Шрифт:
Интервал:
Закладка:
В эту минуту ко мне подошел мой покровитель и защитник Шолом-Меер Муравчик.
– Мы идем вместе завтракать.
– Кто это «мы»?
Оказалось, я, да он, да директор Щупак. Стельмах-отец тоже отправляется с нами. Щупак пригласил его в еврейский ресторан на фаршированную рыбу с хреном. «Любитель еврейского театра» очень любит еврейскую рыбу, особенно, когда платит не он…
«Тут-то мне и карты в руки! – подумала я. – Тут-то мне и надо просить «любителя еврейского театра», чтобы он познакомил меня с Марчеллой Эмбрих. Но как это сделать, чтобы мой директор ничего не узнал?»
Хоть наш «любитель еврейского театра и еврейской кухни» до того был увлечен рыбой с хреном, что пот градом катился с его лица, он, само собою разумеется, ни на минуту не переставал расхваливать своего сына и Марчеллу Эмбрих, прямо-таки чудеса о них рассказывал. Шутка ли, Марчелла Эмбрих! Это – единственная певица, которая удостоилась чести петь перед императором Францем-Иосифом [77] . С кем-нибудь другим она ни за что не согласится выступать в совместном концерте, хоть положи ей на стол миллион. Но с его Гришей – другое дело. Тут она сама, можно сказать, напрашивалась. И опять все та же нескончаемая песенка: «Гриша-Гриша!» И опять «Гриша-Гриша». Можно сказать, человек помешался, и главный пункт его помешательства – Гриша.
Улучив минуту, когда директор и хриплый расплачивались за завтрак, я вместе со Стельмахом встала из-за стола и вышла. По дороге он не переставал зудить все ту же песенку: Эмбрих и Гриша, Гриша и Марчелла Эмбрих. Неожиданно для него я прервала Меера Стельмаха:
– Господин Стельмах, у меня к вам просьба.
Услыхав слово «просьба», Стельмах сразу переменился в лице: улыбка исчезла, глаза стали холодными, безжизненными, будто стеклянными, лицо пожелтело и покрылось зелеными пятнами. Жалко было глядеть на него.
– Маленькая просьба, – поспешила я успокоить его. – Совсем ничтожная просьба: я хочу, чтобы вы познакомили меня с Марчеллой Эмбрих и чтобы она послушала, как я пою…

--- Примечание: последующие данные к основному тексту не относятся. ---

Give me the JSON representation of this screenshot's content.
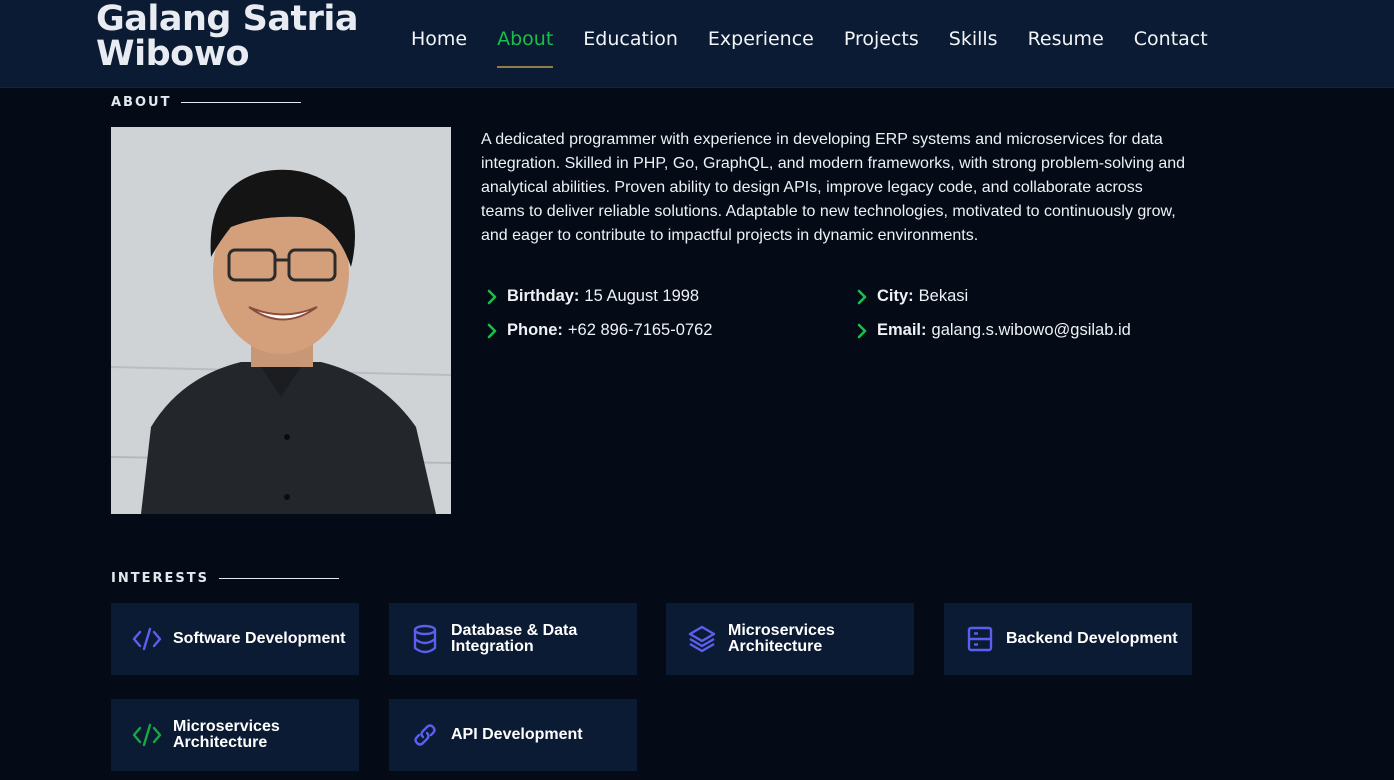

У Стельмаха, видно, от сердца отлегло. Лицо его снова изменилось, снова залилось улыбкой до самых ушей, желтизна исчезла, на щечках вновь заиграл румянец.
– Ах, вот что! – воскликнул он, облегченно вздохнув. – Почему бы нет? С величайшим удовольствием!
– Об одном только прошу вас, – шепнула я. – Это должно остаться тайной. Из наших никто не должен знать об этом, понимаете?
– Понимаю, миленькая, прекрасно понимаю! Что тут непонятного? Но, – говорит он, – как это сделать? Близко, да не схватишь!
На минуту Стельмах задумался, затем хлопнул себя рукой по лбу.
– Придумал! Завтра утром, с божьей помощью, часам к одиннадцати приходите ко мне в гостиницу, и мы все уладим. Никто, решительно никто ничего не узнает…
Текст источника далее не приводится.